A central question in aging research remains whether extended longevity equates a long and healthy lifespan (Hansen and Kennedy, 2016). Indeed, how genetic and metabolic changes correlate with healthspan has been recently debated. While lifespan extension represents a temporal scaling (Stroustrup et al., 2016), early indications suggested that long-lived daf-2 animals unexpectedly have lower activity later in life (Bansal et al., 2015; Zhang et al., 2016). However, further studies on healthspan have determined that aging daf-2 animals are not necessarily unhealthy (Hahm et al., 2015; Podshivalova et al., 2017). One of the important goals in aging research will remain to carefully determine whether lifespan extending interventions maintain a satisfying level of health in the later stages of life.

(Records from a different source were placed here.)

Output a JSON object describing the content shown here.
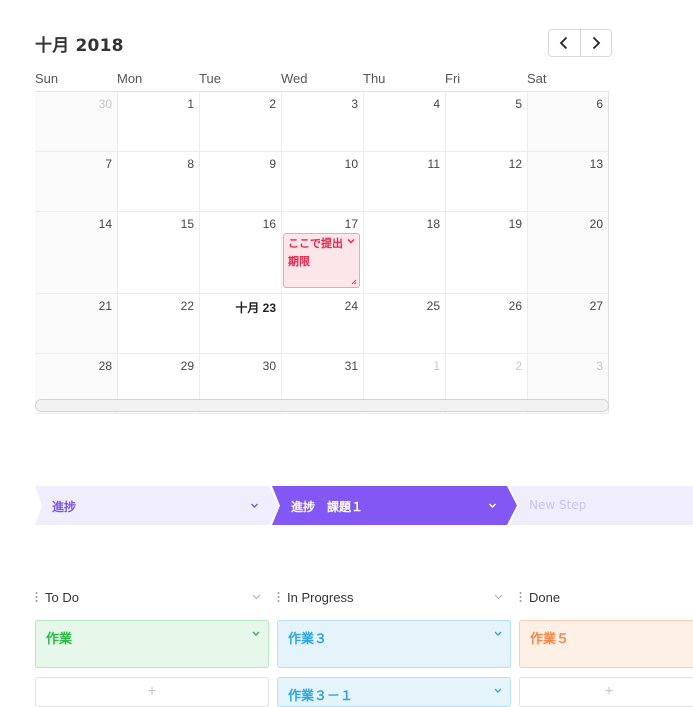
{
  "calendar": {
    "title": "十月 2018",
    "weekdays": [
      "Sun",
      "Mon",
      "Tue",
      "Wed",
      "Thu",
      "Fri",
      "Sat"
    ],
    "weeks": [
      [
        "30",
        "1",
        "2",
        "3",
        "4",
        "5",
        "6"
      ],
      [
        "7",
        "8",
        "9",
        "10",
        "11",
        "12",
        "13"
      ],
      [
        "14",
        "15",
        "16",
        "17",
        "18",
        "19",
        "20"
      ],
      [
        "21",
        "22",
        "十月 23",
        "24",
        "25",
        "26",
        "27"
      ],
      [
        "28",
        "29",
        "30",
        "31",
        "1",
        "2",
        "3"
      ]
    ],
    "event": {
      "line1": "ここで提出",
      "line2": "期限"
    }
  },
  "path": {
    "steps": [
      {
        "label": "進捗",
        "state": "complete"
      },
      {
        "label": "進捗　課題１",
        "state": "current"
      },
      {
        "label": "New Step",
        "state": "upcoming"
      }
    ]
  },
  "board": {
    "columns": [
      {
        "title": "To Do",
        "cards": [
          "作業"
        ],
        "add_label": "+"
      },
      {
        "title": "In Progress",
        "cards": [
          "作業３",
          "作業３－１"
        ],
        "add_label": ""
      },
      {
        "title": "Done",
        "cards": [
          "作業５"
        ],
        "add_label": "+"
      }
    ]
  },
  "colors": {
    "accent_purple": "#8257f3",
    "event_red": "#e0294c",
    "todo_green": "#2fb84a",
    "progress_blue": "#30a8dd",
    "done_orange": "#f5874a"
  },
  "icons": [
    "chevron-left-icon",
    "chevron-right-icon",
    "chevron-down-icon",
    "drag-handle-icon",
    "resize-grip-icon",
    "plus-icon"
  ]
}
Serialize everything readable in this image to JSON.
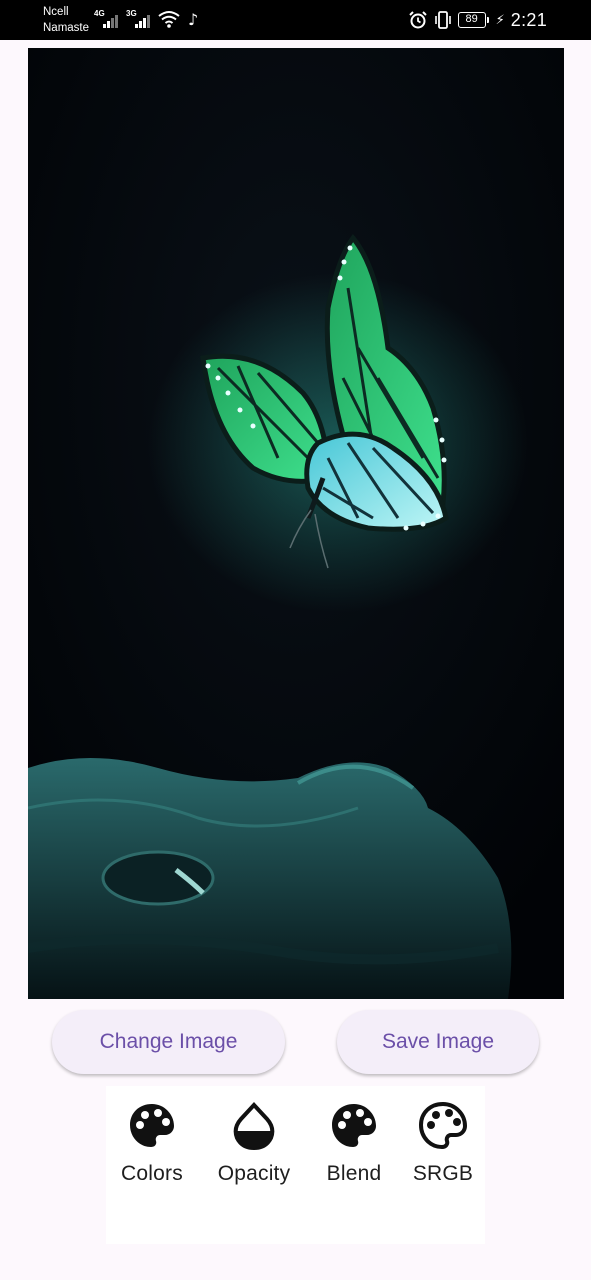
{
  "status_bar": {
    "carrier_1": "Ncell",
    "carrier_2": "Namaste",
    "sim1_network": "4G",
    "sim2_network": "3G",
    "battery_level": "89",
    "time": "2:21",
    "icons": [
      "signal-icon",
      "wifi-icon",
      "music-note-icon",
      "alarm-icon",
      "vibrate-icon",
      "battery-icon",
      "charging-icon"
    ]
  },
  "image_preview": {
    "subject_icons": [
      "butterfly-image",
      "cat-image"
    ]
  },
  "actions": {
    "change_image_label": "Change Image",
    "save_image_label": "Save Image"
  },
  "tools": [
    {
      "label": "Colors",
      "icon": "palette-icon"
    },
    {
      "label": "Opacity",
      "icon": "opacity-drop-icon"
    },
    {
      "label": "Blend",
      "icon": "palette-icon"
    },
    {
      "label": "SRGB",
      "icon": "palette-outline-icon"
    }
  ],
  "colors": {
    "accent_text": "#6b4fa8",
    "button_bg": "#f4eef9",
    "page_bg": "#fdf8fd"
  }
}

Multiple studies highlight that reducing the load of aggregating toxic proteins improves fitness and contributes to longevity downstream of many, if not all, longevity pathways. It remains less clear if the stress signaling pathways responsible for clearing aggregates also have broader beneficial effects, including perhaps metabolic changes or alterations in protein synthesis. In addition, organelle remodeling is emerging as a component of cyto-protective mechanisms in cells. For instance, mitochondrial dynamics has recently been linked to longevity (Chaudhari and Kipreos, 2017; Weir et al., 2017). Moving forward, characterizing interactions and identifying biochemical and genetic mechanisms for coordination between tissues and organelles will be key to better understand how cells respond to nutrient signaling and stress to protect the soma.